Geriatric Medicine Clinic and Primary Care Physical Therapy
Physical therapists are trained to understand the social determinants of health and understand the impact of previous trauma on the healing process. Knowing patients’ social and psychological context can aid in the treatment and recovery of patients. Knowing one’s patients promotes trusting relationships. Why does this build trustworthiness: Knowing one’s patients is an essential part of good communication and builds trusting relationships between patients and therapists.
How It Works
The trust practice focuses on screening older adults that come into the Geriatric Medicine Clinic for fall risk and other age-related neuromuscular issues, such as postural problems, core strength, and rotator cuff impairments in addition to balance and overall physical activity using a Trauma-Informed Care (TIC) approach. TIC is strength-based. “Grounded in an understanding of and responsiveness to the potential impact of trauma, TIC emphasizes physical, psychological, and emotional safety and creates opportunities for patients to rebuild a sense of control and empowerment.”1 Educational sessions between the PT and patient introduce the long-term effects of adverse childhood experiences (ACEs) on health and the TIC orientation to health care.
Baltimore city residents, and those in Baltimore County that live on the east side of our hospital, face challenges to incorporating physical activity into their daily routines due to socio-economic disparities.
Physical therapists’ knowledge of disease and physical activity positions them as an integral partner with the Geriatric Medicine Clinic to transition from an emphasis of treating chronic diseases to disease prevention and a culture of health and wellness, moving from reactive to proactive. Physical inactivity is a modifiable determinant of health. Between 6-10% of non-communicable disease deaths worldwide are related to physical inactivity. Physical activity level needs to be looked upon as a “vital sign.” Understanding social determinants of health implies that every person should have the right to a healthy quality of life. As physical therapists, we have a responsibility to find ways that allow individuals to achieve this. This is especially needed within Baltimore City, given the low socio-economic and racial inequity.
Skills and Competencies
Physical therapists are required to have an understanding of “psychologically informed practice” and use a “universal precautions” approach based on trauma-informed care principles to reduce the risk of re-traumatizing patients, given the built environment of Baltimore City.
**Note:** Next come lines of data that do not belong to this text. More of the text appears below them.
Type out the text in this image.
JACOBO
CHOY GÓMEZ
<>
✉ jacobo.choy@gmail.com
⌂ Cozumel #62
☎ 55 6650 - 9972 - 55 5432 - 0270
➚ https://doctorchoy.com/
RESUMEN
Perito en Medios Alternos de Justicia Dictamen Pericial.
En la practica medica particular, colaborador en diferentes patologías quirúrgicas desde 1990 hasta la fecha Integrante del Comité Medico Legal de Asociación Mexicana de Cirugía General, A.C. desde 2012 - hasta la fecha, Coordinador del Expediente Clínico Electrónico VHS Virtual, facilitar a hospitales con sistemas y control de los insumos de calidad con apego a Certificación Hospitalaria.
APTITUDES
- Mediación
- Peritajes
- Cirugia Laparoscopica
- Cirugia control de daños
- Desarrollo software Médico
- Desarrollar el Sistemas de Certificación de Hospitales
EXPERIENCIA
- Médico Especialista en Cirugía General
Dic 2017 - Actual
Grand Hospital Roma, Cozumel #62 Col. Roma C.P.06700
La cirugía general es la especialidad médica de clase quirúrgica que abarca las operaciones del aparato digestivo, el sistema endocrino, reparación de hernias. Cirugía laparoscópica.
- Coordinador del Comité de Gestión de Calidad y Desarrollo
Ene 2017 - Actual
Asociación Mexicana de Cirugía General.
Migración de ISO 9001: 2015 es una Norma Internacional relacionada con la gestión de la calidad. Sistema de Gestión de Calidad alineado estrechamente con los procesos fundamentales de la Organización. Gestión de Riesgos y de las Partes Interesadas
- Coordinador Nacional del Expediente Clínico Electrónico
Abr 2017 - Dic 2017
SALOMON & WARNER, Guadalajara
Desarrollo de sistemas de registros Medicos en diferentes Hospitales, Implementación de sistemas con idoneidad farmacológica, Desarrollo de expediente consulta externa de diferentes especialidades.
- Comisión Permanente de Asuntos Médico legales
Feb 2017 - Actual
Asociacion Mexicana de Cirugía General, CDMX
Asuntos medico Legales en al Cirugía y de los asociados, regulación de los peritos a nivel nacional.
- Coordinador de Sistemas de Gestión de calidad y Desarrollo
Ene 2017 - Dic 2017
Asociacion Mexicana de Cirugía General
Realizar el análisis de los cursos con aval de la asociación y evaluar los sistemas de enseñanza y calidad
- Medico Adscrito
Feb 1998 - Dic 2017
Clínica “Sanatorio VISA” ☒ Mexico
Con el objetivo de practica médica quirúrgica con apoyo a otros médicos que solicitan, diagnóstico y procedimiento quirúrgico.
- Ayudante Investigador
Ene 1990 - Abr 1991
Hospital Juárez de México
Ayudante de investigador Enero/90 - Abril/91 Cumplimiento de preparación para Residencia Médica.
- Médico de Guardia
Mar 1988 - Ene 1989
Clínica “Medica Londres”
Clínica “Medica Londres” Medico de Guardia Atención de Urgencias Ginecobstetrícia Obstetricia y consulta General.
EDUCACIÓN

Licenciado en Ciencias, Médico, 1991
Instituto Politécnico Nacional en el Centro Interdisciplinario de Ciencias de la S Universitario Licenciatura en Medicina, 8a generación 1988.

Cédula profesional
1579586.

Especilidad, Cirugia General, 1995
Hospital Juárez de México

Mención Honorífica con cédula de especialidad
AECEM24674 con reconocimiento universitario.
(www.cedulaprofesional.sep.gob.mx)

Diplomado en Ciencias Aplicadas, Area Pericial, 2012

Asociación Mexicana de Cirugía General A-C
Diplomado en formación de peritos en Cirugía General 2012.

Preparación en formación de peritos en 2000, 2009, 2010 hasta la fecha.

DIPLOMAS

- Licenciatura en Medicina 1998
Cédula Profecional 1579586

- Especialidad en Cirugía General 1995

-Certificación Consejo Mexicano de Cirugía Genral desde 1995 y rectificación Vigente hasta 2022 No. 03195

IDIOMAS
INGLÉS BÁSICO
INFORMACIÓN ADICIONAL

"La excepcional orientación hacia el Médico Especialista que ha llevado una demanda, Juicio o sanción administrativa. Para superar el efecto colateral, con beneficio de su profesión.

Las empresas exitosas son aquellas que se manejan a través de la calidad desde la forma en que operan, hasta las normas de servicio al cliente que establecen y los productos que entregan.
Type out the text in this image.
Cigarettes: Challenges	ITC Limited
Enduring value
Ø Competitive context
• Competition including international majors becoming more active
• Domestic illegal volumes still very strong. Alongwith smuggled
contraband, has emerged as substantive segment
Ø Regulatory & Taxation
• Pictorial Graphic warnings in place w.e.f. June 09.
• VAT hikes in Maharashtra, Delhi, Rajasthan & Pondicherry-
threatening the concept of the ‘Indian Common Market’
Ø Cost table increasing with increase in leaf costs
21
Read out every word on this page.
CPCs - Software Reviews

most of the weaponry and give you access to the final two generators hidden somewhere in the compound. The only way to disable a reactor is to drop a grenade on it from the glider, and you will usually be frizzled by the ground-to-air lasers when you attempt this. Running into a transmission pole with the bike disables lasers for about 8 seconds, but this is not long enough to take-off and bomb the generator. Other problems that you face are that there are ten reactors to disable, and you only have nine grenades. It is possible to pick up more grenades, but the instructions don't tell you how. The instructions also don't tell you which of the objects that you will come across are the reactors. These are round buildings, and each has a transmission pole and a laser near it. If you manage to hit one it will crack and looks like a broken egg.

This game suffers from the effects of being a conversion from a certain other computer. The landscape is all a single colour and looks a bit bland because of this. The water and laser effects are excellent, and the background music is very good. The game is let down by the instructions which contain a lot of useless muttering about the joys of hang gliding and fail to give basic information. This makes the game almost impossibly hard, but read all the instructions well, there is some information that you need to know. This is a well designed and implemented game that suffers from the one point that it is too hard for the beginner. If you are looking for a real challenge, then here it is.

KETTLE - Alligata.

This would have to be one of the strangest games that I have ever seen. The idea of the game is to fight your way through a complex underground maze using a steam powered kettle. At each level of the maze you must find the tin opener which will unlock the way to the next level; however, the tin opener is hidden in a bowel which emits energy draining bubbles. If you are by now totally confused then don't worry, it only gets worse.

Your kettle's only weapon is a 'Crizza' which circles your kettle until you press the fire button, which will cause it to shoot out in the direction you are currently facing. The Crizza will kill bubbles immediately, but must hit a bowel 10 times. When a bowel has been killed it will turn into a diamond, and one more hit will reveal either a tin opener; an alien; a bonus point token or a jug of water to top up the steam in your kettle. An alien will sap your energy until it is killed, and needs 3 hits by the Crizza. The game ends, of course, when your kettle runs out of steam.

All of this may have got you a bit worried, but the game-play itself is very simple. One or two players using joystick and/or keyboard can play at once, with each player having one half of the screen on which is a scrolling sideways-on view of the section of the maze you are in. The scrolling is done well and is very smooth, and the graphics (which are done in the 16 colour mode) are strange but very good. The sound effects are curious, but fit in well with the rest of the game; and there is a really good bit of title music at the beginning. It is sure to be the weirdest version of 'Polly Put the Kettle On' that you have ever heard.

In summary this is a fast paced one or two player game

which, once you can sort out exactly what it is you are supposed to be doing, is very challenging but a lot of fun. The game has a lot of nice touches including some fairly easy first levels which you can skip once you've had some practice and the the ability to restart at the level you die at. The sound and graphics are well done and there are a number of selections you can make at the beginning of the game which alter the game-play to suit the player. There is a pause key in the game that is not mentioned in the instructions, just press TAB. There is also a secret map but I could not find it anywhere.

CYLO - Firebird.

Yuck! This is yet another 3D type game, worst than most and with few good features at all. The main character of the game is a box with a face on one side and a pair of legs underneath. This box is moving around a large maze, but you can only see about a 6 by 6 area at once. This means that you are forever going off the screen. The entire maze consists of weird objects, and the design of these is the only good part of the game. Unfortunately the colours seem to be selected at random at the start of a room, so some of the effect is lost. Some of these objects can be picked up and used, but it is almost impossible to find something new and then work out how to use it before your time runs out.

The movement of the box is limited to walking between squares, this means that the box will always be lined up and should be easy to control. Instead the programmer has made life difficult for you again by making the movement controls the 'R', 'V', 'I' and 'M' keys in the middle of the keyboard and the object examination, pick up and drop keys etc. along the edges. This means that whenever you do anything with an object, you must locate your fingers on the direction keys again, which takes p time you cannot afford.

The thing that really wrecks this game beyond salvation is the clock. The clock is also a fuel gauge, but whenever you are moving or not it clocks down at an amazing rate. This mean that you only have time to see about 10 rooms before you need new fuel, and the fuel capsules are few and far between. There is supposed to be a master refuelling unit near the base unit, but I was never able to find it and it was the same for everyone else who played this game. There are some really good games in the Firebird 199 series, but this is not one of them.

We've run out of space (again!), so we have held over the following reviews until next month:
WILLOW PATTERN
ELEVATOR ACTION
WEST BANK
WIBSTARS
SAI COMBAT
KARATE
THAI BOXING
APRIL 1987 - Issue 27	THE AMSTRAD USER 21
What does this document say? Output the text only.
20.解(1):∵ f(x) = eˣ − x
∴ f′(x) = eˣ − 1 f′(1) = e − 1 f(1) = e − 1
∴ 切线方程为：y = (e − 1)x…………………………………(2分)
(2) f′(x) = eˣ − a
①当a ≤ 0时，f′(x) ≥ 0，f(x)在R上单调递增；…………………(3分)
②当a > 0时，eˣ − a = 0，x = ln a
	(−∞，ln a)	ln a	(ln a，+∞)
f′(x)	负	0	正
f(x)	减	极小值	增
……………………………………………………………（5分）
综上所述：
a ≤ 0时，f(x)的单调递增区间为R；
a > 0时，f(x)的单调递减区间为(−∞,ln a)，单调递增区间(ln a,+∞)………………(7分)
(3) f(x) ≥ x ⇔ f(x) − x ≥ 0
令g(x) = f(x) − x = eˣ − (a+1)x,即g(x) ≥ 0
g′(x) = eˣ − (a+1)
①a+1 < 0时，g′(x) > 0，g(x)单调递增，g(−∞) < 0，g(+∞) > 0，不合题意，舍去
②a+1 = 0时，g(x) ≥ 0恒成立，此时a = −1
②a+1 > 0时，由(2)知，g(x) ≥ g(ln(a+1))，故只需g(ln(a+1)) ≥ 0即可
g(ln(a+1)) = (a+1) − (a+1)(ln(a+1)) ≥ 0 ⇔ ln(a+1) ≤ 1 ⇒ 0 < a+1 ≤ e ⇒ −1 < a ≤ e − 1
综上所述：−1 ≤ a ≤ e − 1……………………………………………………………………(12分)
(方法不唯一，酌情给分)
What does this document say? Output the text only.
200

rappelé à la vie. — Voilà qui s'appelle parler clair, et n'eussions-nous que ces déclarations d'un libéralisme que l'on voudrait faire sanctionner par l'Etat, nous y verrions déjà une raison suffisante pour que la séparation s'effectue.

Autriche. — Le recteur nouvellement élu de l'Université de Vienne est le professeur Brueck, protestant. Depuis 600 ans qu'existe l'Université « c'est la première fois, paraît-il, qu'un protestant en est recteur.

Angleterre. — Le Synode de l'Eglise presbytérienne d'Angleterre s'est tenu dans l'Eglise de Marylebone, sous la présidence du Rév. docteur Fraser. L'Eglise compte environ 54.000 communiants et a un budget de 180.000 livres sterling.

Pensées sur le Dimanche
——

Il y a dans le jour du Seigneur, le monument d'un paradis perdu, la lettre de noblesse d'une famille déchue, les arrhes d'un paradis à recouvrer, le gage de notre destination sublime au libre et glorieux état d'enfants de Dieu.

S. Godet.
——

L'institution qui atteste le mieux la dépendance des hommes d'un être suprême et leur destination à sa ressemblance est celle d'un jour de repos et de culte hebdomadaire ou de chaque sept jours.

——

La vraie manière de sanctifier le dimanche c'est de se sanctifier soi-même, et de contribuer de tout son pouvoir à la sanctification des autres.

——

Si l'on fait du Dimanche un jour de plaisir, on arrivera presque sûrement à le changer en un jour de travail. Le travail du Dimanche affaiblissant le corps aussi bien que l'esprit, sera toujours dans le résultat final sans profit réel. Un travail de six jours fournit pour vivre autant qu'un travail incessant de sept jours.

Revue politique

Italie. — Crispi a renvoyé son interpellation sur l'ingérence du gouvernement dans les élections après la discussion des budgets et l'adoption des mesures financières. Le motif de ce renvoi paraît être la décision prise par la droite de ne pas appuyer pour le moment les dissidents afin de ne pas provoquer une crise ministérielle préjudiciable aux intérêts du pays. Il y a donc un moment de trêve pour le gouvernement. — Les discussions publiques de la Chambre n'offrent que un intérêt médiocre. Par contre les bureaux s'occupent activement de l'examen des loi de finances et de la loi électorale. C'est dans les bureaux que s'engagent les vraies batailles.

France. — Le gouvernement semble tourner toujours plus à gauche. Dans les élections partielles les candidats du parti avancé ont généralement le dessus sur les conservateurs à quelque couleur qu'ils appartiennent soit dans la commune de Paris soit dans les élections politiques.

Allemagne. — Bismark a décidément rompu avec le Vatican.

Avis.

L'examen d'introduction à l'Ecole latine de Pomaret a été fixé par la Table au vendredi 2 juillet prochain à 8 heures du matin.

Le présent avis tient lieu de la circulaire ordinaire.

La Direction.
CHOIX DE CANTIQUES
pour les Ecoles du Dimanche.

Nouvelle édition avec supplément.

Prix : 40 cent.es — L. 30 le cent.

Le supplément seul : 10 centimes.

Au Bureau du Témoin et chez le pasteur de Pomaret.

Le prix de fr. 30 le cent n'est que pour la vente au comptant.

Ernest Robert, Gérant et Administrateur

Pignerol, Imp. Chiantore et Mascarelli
Training for physical therapists is provided via mock interviewing using an interview protocol, through which physical therapists learn how to ask patients about ACEs using positive questions and not solely focus on negative questions, so as not to re-traumatize or make patients feel like these events are their fault.
The concept of “re-traumatizing” is based on the conscious or unconscious reminder of past trauma that results in a re-experiencing of the initial trauma event. It can be triggered by a situation, an attitude or expression, or by certain environments that replicate the dynamics (loss of power/control/safety) of the original trauma. The risk of re-traumatizing applies to our own interactions with our clients with a history of trauma, likely unknown to the therapist, in which we may inadvertently trigger a negative reaction.
Having been a PT for 28 years and as a recent public health graduate, I began to wonder about the Adverse Childhood Experience (ACE) study done by Anda and Felitti. Reading more on this topic made me begin to reflect on many of my patients who did not benefit from PT for their acute or chronic pain. As I developed relationship-centered care, some of my patients would provide me with more life experiences. Many of these stories related to home or community violence, both when they were young and as adults. From these stories, I began to assume many of my patients likely had these experiences and I should approach trauma as a “universal precaution.” These experiences in childhood might be the reason why some have their pain resolved and others not, and why pain perception may be altered just as their risk of chronic medical conditions is significantly increased.
The qualitative evidence used is the Health-Related Quality of Life measure in addition to the Fear of Falling questionnaire. Additional measures to be explored are Patient-Reported Outcome Measure, narrative-based approaches looking at symptom burden, and functional impact, being mindful that “providing care that is respectful of, and responsive to, individual patient preferences, needs, and values and ensuring that patient values guide all clinical decisions.” Other measures that would be interesting to track would be hospitalizations from chronic diseases.
This trust practice is in development and its inception occurred before the pandemic. During the initial months of the pandemic, ambulatory clinics were closed, and I was redeployed to a different non-direct patient care position. We are returning to this project currently. Adoption of this project into a scalable form of health promotion and intervention would need further investigation into effectiveness, reach and adoption; human, technical, and organizational resources; costs; intervention delivery; contextual factors and appropriate evaluation approaches. Addressing these issues would likely develop better acceptance to expand this promising project into larger practice within the Hopkins Health System, such as expanding into Internal Medicine, Orthopedics, and Mental Health.
1 Harris, N. B. (2018). The deepest well: Healing the long-term effects of childhood adversity. Houghton Mifflin Harcourt.